My confidence was back. But this time I had become bitter.
I burned out. Six weeks off. When I came back, I built a warning system [including asking my Padawan to pull me aside when he saw me spiraling]. A voluntary 360 feedback came back with the word "inhumane." Not because of cruelty. Because my work had no visible cracks, and that scared people.
In early 2017, I told my parents: if I feel the same in a week, I'm resigning. A week later, I did.
2017
The break
My resignation got overshadowed exactly one week later. A ransomware attack wiped out the entire Beiersdorf data center [3,000 servers, all clients, everything]. My former server team asked my Operations Manager if they could borrow me to support the recovery.
I spent the next month running 14-hour shifts, rebuilding from scratch. I had the time of my life. I was happy. The work was meaningful, I had no skin in the game, and I was no longer bound by any rules. I had already resigned. Nobody could touch me.
When the recovery wound down, a friend in Dubai said: pack your bags, crash on my couch, we'll find you a job.
I sold everything I owned and left Germany.
Almosafer · 2017–2023
Climbing the stack
I had no idea what a Technical Product Manager was when the job was offered. I'd never heard the term "API." My onboarding was done by an intern, and the office chairs broke on the unfinished floor.
I loved it.
Three weeks in, my boss handed me a project [VAT implementation across UAE and KSA] while he went on vacation. Speaking of the deep end of the pool holding a radiator.
That project got me the deepest understanding of the system anyone could have. I needed to understand everything that might touch VAT: prices, fees, invoices, every team in the company. I was the first person with a product title who actually sat down with the finance team and got their input. Until then they'd been an afterthought [someone who only found out about system changes because their process broke]. We were fully compliant within three days of the official start. Other companies in the region took five more months.
Ronnie [my boss] had a pattern. He'd go on vacation, read a book, and come back with ideas. When he gave me INSPIRED by Marty Cagan, it became a guiding light. My job became: read the same book, then figure out how to actually do it.
We started building evidence after hours [running customer research on our own time to influence decisions with data] because during the day we did what we were told. The results were hard to ignore.
This led to Marty Cagan's team running a workshop for us. Then Teresa Torres training our teams in Continuous Discovery. The way we worked had fundamentally changed. The company survived the pandemic because of it [our big war chest didn't hurt either]. One of the ideas we surfaced became a new product entirely.
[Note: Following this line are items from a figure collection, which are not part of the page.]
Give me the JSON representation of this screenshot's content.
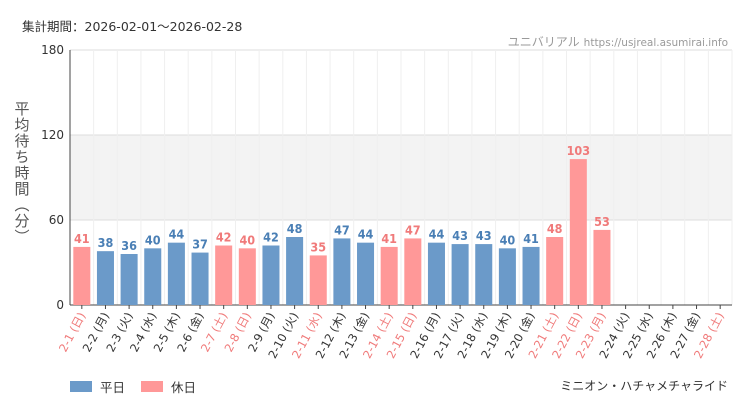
{
  "header": {
    "period": "集計期間：2026-02-01～2026-02-28",
    "site_name": "ユニバリアル",
    "site_url": "https://usjreal.asumirai.info"
  },
  "footer": {
    "attraction": "ミニオン・ハチャメチャライド"
  },
  "colors": {
    "weekday": "#6b9ac9",
    "holiday": "#ff9898",
    "weekday_label": "#4a7fb5",
    "holiday_label": "#f07a7a",
    "band": "#f3f3f3"
  },
  "chart_data": {
    "type": "bar",
    "title": "",
    "ylabel": "平均待ち時間（分）",
    "xlabel": "",
    "ylim": [
      0,
      180
    ],
    "yticks": [
      0,
      60,
      120,
      180
    ],
    "categories": [
      "2-1 (日)",
      "2-2 (月)",
      "2-3 (火)",
      "2-4 (水)",
      "2-5 (木)",
      "2-6 (金)",
      "2-7 (土)",
      "2-8 (日)",
      "2-9 (月)",
      "2-10 (火)",
      "2-11 (水)",
      "2-12 (木)",
      "2-13 (金)",
      "2-14 (土)",
      "2-15 (日)",
      "2-16 (月)",
      "2-17 (火)",
      "2-18 (水)",
      "2-19 (木)",
      "2-20 (金)",
      "2-21 (土)",
      "2-22 (日)",
      "2-23 (月)",
      "2-24 (火)",
      "2-25 (水)",
      "2-26 (木)",
      "2-27 (金)",
      "2-28 (土)"
    ],
    "values": [
      41,
      38,
      36,
      40,
      44,
      37,
      42,
      40,
      42,
      48,
      35,
      47,
      44,
      41,
      47,
      44,
      43,
      43,
      40,
      41,
      48,
      103,
      53,
      null,
      null,
      null,
      null,
      null
    ],
    "day_type": [
      "holiday",
      "weekday",
      "weekday",
      "weekday",
      "weekday",
      "weekday",
      "holiday",
      "holiday",
      "weekday",
      "weekday",
      "holiday",
      "weekday",
      "weekday",
      "holiday",
      "holiday",
      "weekday",
      "weekday",
      "weekday",
      "weekday",
      "weekday",
      "holiday",
      "holiday",
      "holiday",
      "weekday",
      "weekday",
      "weekday",
      "weekday",
      "holiday"
    ],
    "legend": [
      "平日",
      "休日"
    ]
  }
}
That's the case study in both books.
Other PMs and engineers started coming to me for advice. Ronnie noticed I was having coffee with someone different every day and started introducing me as "the local Product Therapist." Those sit-downs became known as "Coffee with Chris."
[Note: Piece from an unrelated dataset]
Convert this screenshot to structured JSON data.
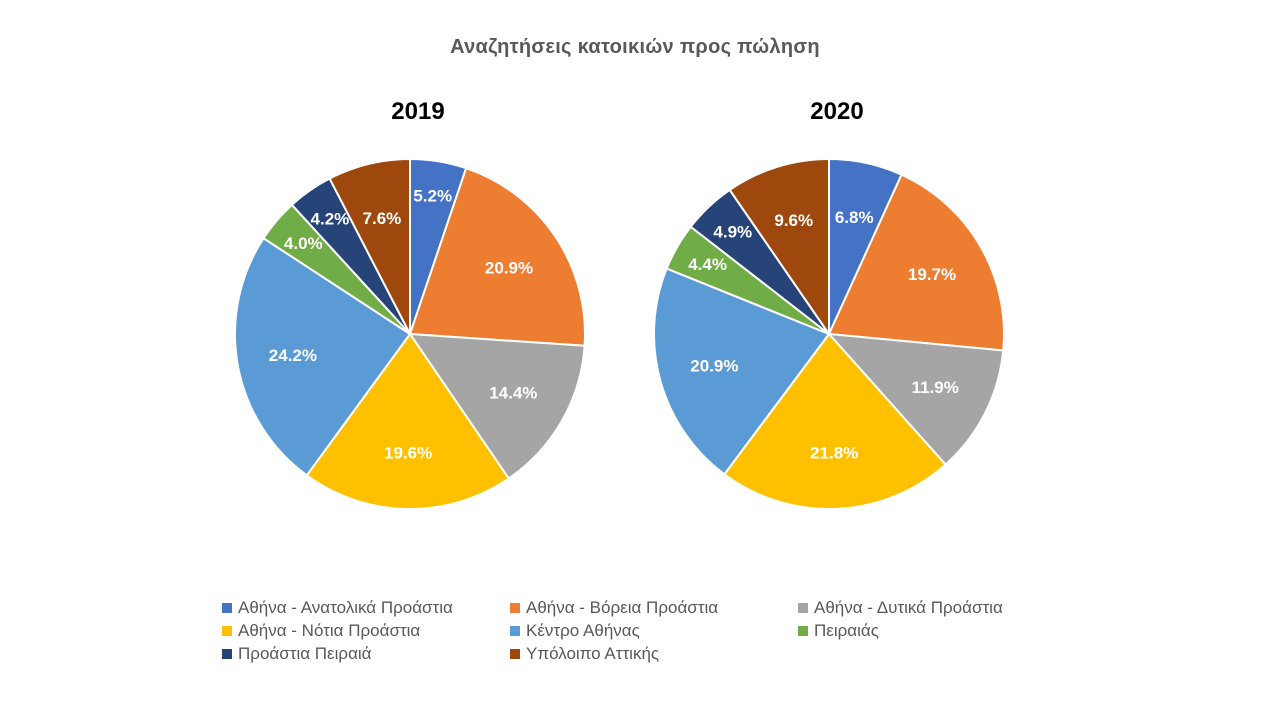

That became my Product Operations role. No direct reports [Well, one but he was awesome]. The organisation became my product.
2023–present
Independence
I left on a high. The work we'd built was being undermined by new money and shifting priorities. I could see it happening but couldn't stomach watching it get torn down. I missed my parents. And I had enough in the bank to take my time.
I traveled for four months. Then I found a coaching program that formalized what I'd been doing informally. I completed it with multiple certifications [iPEC, for those who track these things]. It never really fitted me.
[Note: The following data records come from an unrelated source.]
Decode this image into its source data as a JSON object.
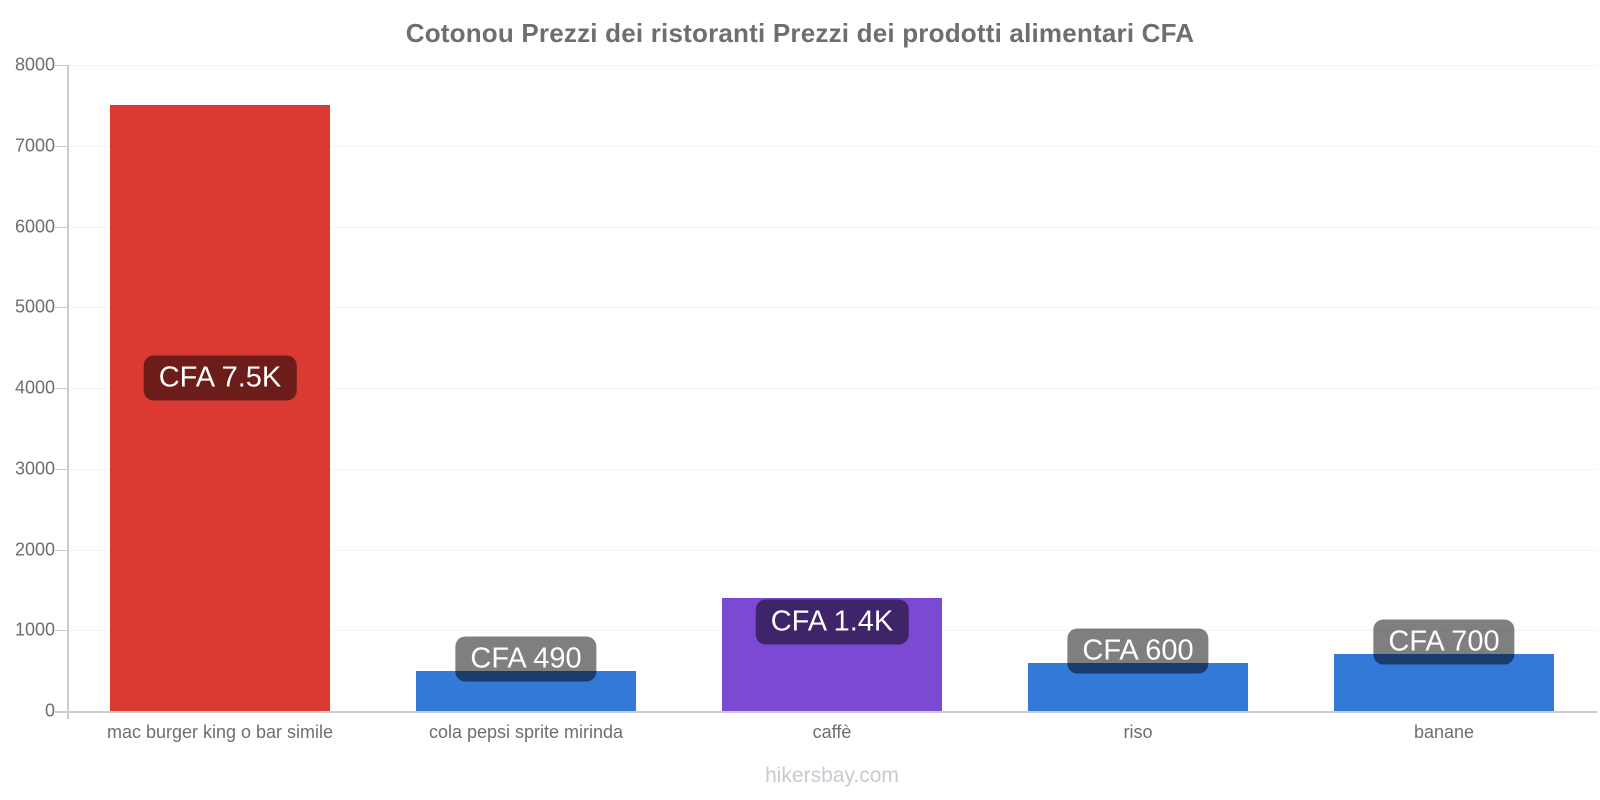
{
  "title": "Cotonou Prezzi dei ristoranti Prezzi dei prodotti alimentari CFA",
  "footer": "hikersbay.com",
  "colors": {
    "bar_red": "#db3a33",
    "bar_blue": "#3379d8",
    "bar_purple": "#7c49d2",
    "value_label_bg": "rgba(0,0,0,0.5)",
    "value_label_text": "#ffffff",
    "axis_line": "#cccccc",
    "gridline": "#f3f3f3",
    "title_text": "#6e6e6e",
    "tick_text": "#6e6e6e",
    "footer_text": "#c9c9d1"
  },
  "chart_data": {
    "type": "bar",
    "title": "Cotonou Prezzi dei ristoranti Prezzi dei prodotti alimentari CFA",
    "categories": [
      "mac burger king o bar simile",
      "cola pepsi sprite mirinda",
      "caffè",
      "riso",
      "banane"
    ],
    "values": [
      7500,
      490,
      1400,
      600,
      700
    ],
    "value_labels": [
      "CFA 7.5K",
      "CFA 490",
      "CFA 1.4K",
      "CFA 600",
      "CFA 700"
    ],
    "bar_colors": [
      "#db3a33",
      "#3379d8",
      "#7c49d2",
      "#3379d8",
      "#3379d8"
    ],
    "currency": "CFA",
    "xlabel": "",
    "ylabel": "",
    "ylim": [
      0,
      8000
    ],
    "yticks": [
      0,
      1000,
      2000,
      3000,
      4000,
      5000,
      6000,
      7000,
      8000
    ],
    "grid": "horizontal",
    "legend": "none",
    "watermark": "hikersbay.com"
  }
}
Since then, I've been finding my next shape. I built a greenhouse where I'm the one who grows. The coaching taught me things I needed to learn [mostly about myself]. But people never came to me for coaching. They came because something was stuck and they needed someone who gets in the work, not someone who watches from outside.
That part hasn't changed since the data centers. I untangle complex systems and make the friction visible so people can act on it. I just do it independently now.